Two Weeks in Bishoftu: An insight into Ben’s Ethiopian experience

By 9th May 2014 June 26th, 2018 Ethiopian Culture

Written by Ben Robinson

Arriving in Ethiopia, the senses are most definitely overwhelmed. Little sleep on the flight, mainly due to lights going off at 2am and back on at 4am UK time on the flight definitely contributes, being surrounded by an alien language doesn’t help, the natural disorientation of somewhere new, and coming to terms with the idea that life (restaurants, cafés, shoe-shining and hawking, and above all conversation) takes place on the street can be a little daunting at first.

However, the office in Bishoftu definitely marks a peaceful retreat. Just a five minute walk of the main road, its leafy balminess is reassuring. Within a few days a routine develops, largely based around an excellent macchiato, fūl (which resembles a bean stew and is a popular Ethiopian cuisine) for lunch from Kuul Caffee, just a ten minute walk from the office, and picking up a bottle of water and a St. George’s beer from the local corner shop all help one settle in, not to mention the welcoming nature of the Bishoftu team.

Despite the main road, which is in essence the ‘raison d’être’ of Bishoftu, as an established town south of Addis the surrounding scenery is charming. Whilst trucks pile through the town – clear evidence of the rapid growth that Ethiopia is seeing (and the Chinese number plates indicating where that investment is coming from) – the backdrop is beautiful. Rolling hills surround the area, and it’s a 20 minute Bajaj ride to the tranquillity of the crater lakes.

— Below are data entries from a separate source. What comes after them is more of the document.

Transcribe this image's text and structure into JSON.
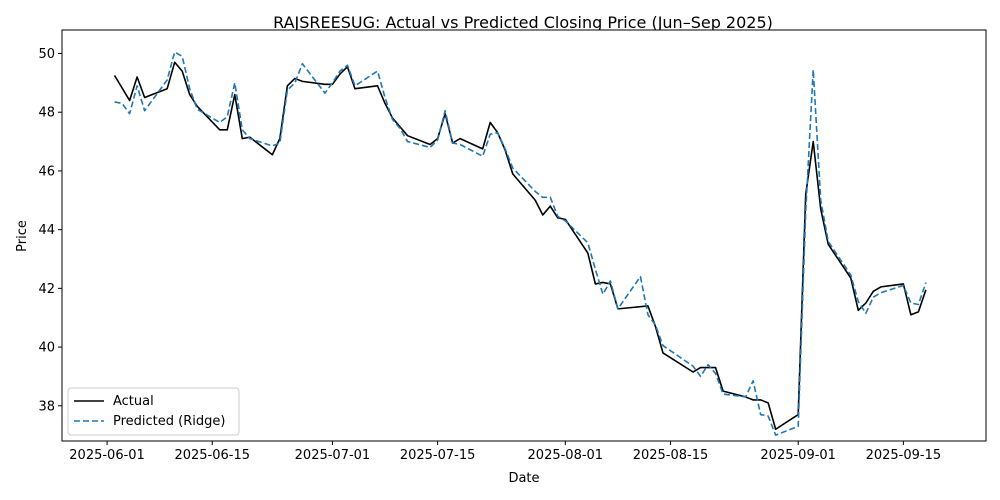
{
  "chart_data": {
    "type": "line",
    "title": "RAJSREESUG: Actual vs Predicted Closing Price (Jun–Sep 2025)",
    "xlabel": "Date",
    "ylabel": "Price",
    "xlim": [
      "2025-05-26",
      "2025-09-26"
    ],
    "ylim": [
      36.8,
      50.8
    ],
    "x_ticks": [
      {
        "date": "2025-06-01",
        "label": "2025-06-01"
      },
      {
        "date": "2025-06-15",
        "label": "2025-06-15"
      },
      {
        "date": "2025-07-01",
        "label": "2025-07-01"
      },
      {
        "date": "2025-07-15",
        "label": "2025-07-15"
      },
      {
        "date": "2025-08-01",
        "label": "2025-08-01"
      },
      {
        "date": "2025-08-15",
        "label": "2025-08-15"
      },
      {
        "date": "2025-09-01",
        "label": "2025-09-01"
      },
      {
        "date": "2025-09-15",
        "label": "2025-09-15"
      }
    ],
    "y_ticks": [
      {
        "value": 38,
        "label": "38"
      },
      {
        "value": 40,
        "label": "40"
      },
      {
        "value": 42,
        "label": "42"
      },
      {
        "value": 44,
        "label": "44"
      },
      {
        "value": 46,
        "label": "46"
      },
      {
        "value": 48,
        "label": "48"
      },
      {
        "value": 50,
        "label": "50"
      }
    ],
    "grid": false,
    "legend_position": "lower-left",
    "series": [
      {
        "name": "Actual",
        "color": "#000000",
        "style": "solid",
        "points": [
          [
            "2025-06-02",
            49.25
          ],
          [
            "2025-06-04",
            48.4
          ],
          [
            "2025-06-05",
            49.2
          ],
          [
            "2025-06-06",
            48.5
          ],
          [
            "2025-06-09",
            48.8
          ],
          [
            "2025-06-10",
            49.7
          ],
          [
            "2025-06-11",
            49.4
          ],
          [
            "2025-06-12",
            48.6
          ],
          [
            "2025-06-13",
            48.2
          ],
          [
            "2025-06-16",
            47.4
          ],
          [
            "2025-06-17",
            47.4
          ],
          [
            "2025-06-18",
            48.6
          ],
          [
            "2025-06-19",
            47.1
          ],
          [
            "2025-06-20",
            47.15
          ],
          [
            "2025-06-23",
            46.55
          ],
          [
            "2025-06-24",
            47.1
          ],
          [
            "2025-06-25",
            48.9
          ],
          [
            "2025-06-26",
            49.15
          ],
          [
            "2025-06-27",
            49.05
          ],
          [
            "2025-06-30",
            48.95
          ],
          [
            "2025-07-01",
            48.95
          ],
          [
            "2025-07-02",
            49.3
          ],
          [
            "2025-07-03",
            49.55
          ],
          [
            "2025-07-04",
            48.8
          ],
          [
            "2025-07-07",
            48.9
          ],
          [
            "2025-07-08",
            48.3
          ],
          [
            "2025-07-09",
            47.8
          ],
          [
            "2025-07-10",
            47.5
          ],
          [
            "2025-07-11",
            47.2
          ],
          [
            "2025-07-14",
            46.9
          ],
          [
            "2025-07-15",
            47.1
          ],
          [
            "2025-07-16",
            47.95
          ],
          [
            "2025-07-17",
            46.95
          ],
          [
            "2025-07-18",
            47.1
          ],
          [
            "2025-07-21",
            46.75
          ],
          [
            "2025-07-22",
            47.65
          ],
          [
            "2025-07-23",
            47.3
          ],
          [
            "2025-07-24",
            46.7
          ],
          [
            "2025-07-25",
            45.9
          ],
          [
            "2025-07-28",
            45.0
          ],
          [
            "2025-07-29",
            44.5
          ],
          [
            "2025-07-30",
            44.8
          ],
          [
            "2025-07-31",
            44.4
          ],
          [
            "2025-08-01",
            44.35
          ],
          [
            "2025-08-04",
            43.2
          ],
          [
            "2025-08-05",
            42.15
          ],
          [
            "2025-08-06",
            42.2
          ],
          [
            "2025-08-07",
            42.15
          ],
          [
            "2025-08-08",
            41.3
          ],
          [
            "2025-08-12",
            41.4
          ],
          [
            "2025-08-13",
            40.7
          ],
          [
            "2025-08-14",
            39.8
          ],
          [
            "2025-08-18",
            39.15
          ],
          [
            "2025-08-19",
            39.3
          ],
          [
            "2025-08-20",
            39.3
          ],
          [
            "2025-08-21",
            39.3
          ],
          [
            "2025-08-22",
            38.5
          ],
          [
            "2025-08-25",
            38.3
          ],
          [
            "2025-08-26",
            38.2
          ],
          [
            "2025-08-27",
            38.2
          ],
          [
            "2025-08-28",
            38.1
          ],
          [
            "2025-08-29",
            37.2
          ],
          [
            "2025-09-01",
            37.7
          ],
          [
            "2025-09-02",
            45.2
          ],
          [
            "2025-09-03",
            47.0
          ],
          [
            "2025-09-04",
            44.7
          ],
          [
            "2025-09-05",
            43.5
          ],
          [
            "2025-09-08",
            42.35
          ],
          [
            "2025-09-09",
            41.25
          ],
          [
            "2025-09-10",
            41.5
          ],
          [
            "2025-09-11",
            41.9
          ],
          [
            "2025-09-12",
            42.05
          ],
          [
            "2025-09-15",
            42.15
          ],
          [
            "2025-09-16",
            41.1
          ],
          [
            "2025-09-17",
            41.2
          ],
          [
            "2025-09-18",
            41.95
          ]
        ]
      },
      {
        "name": "Predicted (Ridge)",
        "color": "#1f77b4",
        "style": "dashed",
        "points": [
          [
            "2025-06-02",
            48.35
          ],
          [
            "2025-06-03",
            48.3
          ],
          [
            "2025-06-04",
            47.95
          ],
          [
            "2025-06-05",
            48.9
          ],
          [
            "2025-06-06",
            48.05
          ],
          [
            "2025-06-09",
            49.1
          ],
          [
            "2025-06-10",
            50.05
          ],
          [
            "2025-06-11",
            49.9
          ],
          [
            "2025-06-12",
            48.8
          ],
          [
            "2025-06-13",
            48.1
          ],
          [
            "2025-06-16",
            47.65
          ],
          [
            "2025-06-17",
            47.85
          ],
          [
            "2025-06-18",
            49.0
          ],
          [
            "2025-06-19",
            47.4
          ],
          [
            "2025-06-20",
            47.1
          ],
          [
            "2025-06-23",
            46.85
          ],
          [
            "2025-06-24",
            46.95
          ],
          [
            "2025-06-25",
            48.75
          ],
          [
            "2025-06-26",
            49.0
          ],
          [
            "2025-06-27",
            49.65
          ],
          [
            "2025-06-30",
            48.65
          ],
          [
            "2025-07-01",
            49.0
          ],
          [
            "2025-07-02",
            49.4
          ],
          [
            "2025-07-03",
            49.6
          ],
          [
            "2025-07-04",
            48.9
          ],
          [
            "2025-07-07",
            49.4
          ],
          [
            "2025-07-08",
            48.5
          ],
          [
            "2025-07-09",
            47.75
          ],
          [
            "2025-07-10",
            47.45
          ],
          [
            "2025-07-11",
            47.0
          ],
          [
            "2025-07-14",
            46.8
          ],
          [
            "2025-07-15",
            47.05
          ],
          [
            "2025-07-16",
            48.05
          ],
          [
            "2025-07-17",
            46.95
          ],
          [
            "2025-07-18",
            46.9
          ],
          [
            "2025-07-21",
            46.5
          ],
          [
            "2025-07-22",
            47.25
          ],
          [
            "2025-07-23",
            47.3
          ],
          [
            "2025-07-24",
            46.75
          ],
          [
            "2025-07-25",
            46.1
          ],
          [
            "2025-07-28",
            45.3
          ],
          [
            "2025-07-29",
            45.1
          ],
          [
            "2025-07-30",
            45.1
          ],
          [
            "2025-07-31",
            44.45
          ],
          [
            "2025-08-01",
            44.3
          ],
          [
            "2025-08-04",
            43.55
          ],
          [
            "2025-08-05",
            42.65
          ],
          [
            "2025-08-06",
            41.8
          ],
          [
            "2025-08-07",
            42.25
          ],
          [
            "2025-08-08",
            41.3
          ],
          [
            "2025-08-11",
            42.4
          ],
          [
            "2025-08-12",
            41.1
          ],
          [
            "2025-08-13",
            40.75
          ],
          [
            "2025-08-14",
            40.05
          ],
          [
            "2025-08-18",
            39.35
          ],
          [
            "2025-08-19",
            39.0
          ],
          [
            "2025-08-20",
            39.4
          ],
          [
            "2025-08-21",
            39.1
          ],
          [
            "2025-08-22",
            38.4
          ],
          [
            "2025-08-25",
            38.3
          ],
          [
            "2025-08-26",
            38.85
          ],
          [
            "2025-08-27",
            37.7
          ],
          [
            "2025-08-28",
            37.65
          ],
          [
            "2025-08-29",
            37.0
          ],
          [
            "2025-09-01",
            37.3
          ],
          [
            "2025-09-02",
            44.6
          ],
          [
            "2025-09-03",
            49.45
          ],
          [
            "2025-09-04",
            45.0
          ],
          [
            "2025-09-05",
            43.6
          ],
          [
            "2025-09-08",
            42.45
          ],
          [
            "2025-09-09",
            41.55
          ],
          [
            "2025-09-10",
            41.15
          ],
          [
            "2025-09-11",
            41.7
          ],
          [
            "2025-09-12",
            41.85
          ],
          [
            "2025-09-15",
            42.1
          ],
          [
            "2025-09-16",
            41.5
          ],
          [
            "2025-09-17",
            41.45
          ],
          [
            "2025-09-18",
            42.2
          ]
        ]
      }
    ]
  }
}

In essence Bishoftu is a town typical of modern Ethiopia. The beautiful scenery is changing, but the town is rapidly developing. The evident investment and ubiquitous wooden scaffolding offers great optimism, and the resorts dotted around the crater lakes tell a story of growing tourism and the emergence of a wealthy elite based in Addis. A bypass around the town is currently under construction and only a year or two from completion. This will again alter the nature of Bishoftu, and this state of flux perhaps typifies Ethiopia at this time.